A different reality

I joined the workforce in January 1995, and it’s been almost 14 years since then, where I moved from the manufacturing sector into IT Support. I learn over the years, that some colleagues remained colleagues, some I choose to forget the moment either they or I leave the company, some are extremely good drinking and / or partying buddies yet terrible colleagues, and some become good friends where we share ideas and talk about almost everything under the sun. In my world, everybody is let all the way past my defenses until they have proven themselves to be scheming, self-centered or conniving little a**holes.

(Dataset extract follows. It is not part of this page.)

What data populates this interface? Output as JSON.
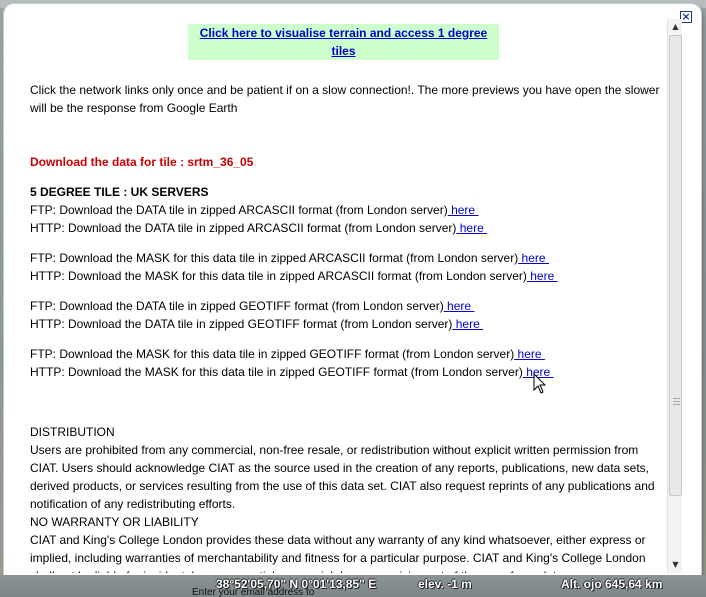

So it was not long ago, I had a discussion after work on the way to the Clarke Quay MRT station with one of my colleagues and a friend over the matter of two other colleagues who are at loggerheads with one another. He then told me that he wasn’t surprised that has happened since these two other colleagues stood at the opposite of the spectrum. One is friendly to almost everyone, while the other has on one occasion mentioned, “There are only colleagues, and friends.” Meaning, these two categories are mutually exclusive of one another.

It was sometime later when I did a recap on that conversation, when I suddenly remember not too long ago I had tried to add another colleague (not the same one who made that comment) to Facebook, and I received an interesting reply that goes like this:

Ey, sorry. Just have this weird policy of not adding current collegues to facebook. Nothing personal however. 🙂

And thus I am ‘inducted’ into the stark reality of some people’s worlds. A reality in which existing colleagues are never considered as friends, and colleagues and friends are mutually exclusive. A world in which they compartmentalise different sections of their lives and keep them from one another. While there is nothing wrong with such a view, it comes into conflict with mine. While I would not openly and actively object to people living by such principles – they are of course entitled to it – there is nothing to stop me from subjecting them to their ‘realities’ based on my definitions and understanding of it.

I may never know who else lived by these principles, but those who are known to live by them will now be subjected to my understanding of such a ‘reality’, where under my scope of work they are nothing more than a ‘client’ and nothing else.

A ‘client’ is less than even a colleague, since I defined colleagues as not a person working in the same company but only those in the same department. Since I am in IT Support, a ‘client’ would therefore refers to any user who calls us for support.

While their view may work to compartmentalise their lives and keeps them from getting hurt or backstabbed by other people, it also cuts the other way. After all, it is of no surprise why no one else would treat them better than a colleague (or in my case a ‘client’). They can blame no one but themselves for not making an effort for making it better.

I do not have to object to it, but only choose to subject them to the principles they swear by. Now, they can just die by it… quietly. Don’t complain if I treat them terribly along with the usual IT Morons I already despised.

Die, by the very sword you wield.


Recommended Reads:
ZDNet Blogs – Apple Faithful: Arrogance Is Not a Virtue, and Why I Will Never Buy a Mac
凉心栈: 为老人做得足够吗?

2 comments

  1. My guess is, they probably fear that personal stuff in FB, like news feed info etc, will leak to their work place and become something others can work on against them.

  2. Yeap, live by the sword, die by the sword. :p

    Jokes aside, there are many types of people around us. We can’t begin to understand everyone’s thinking so we just group with people who shares the same ‘frequency’.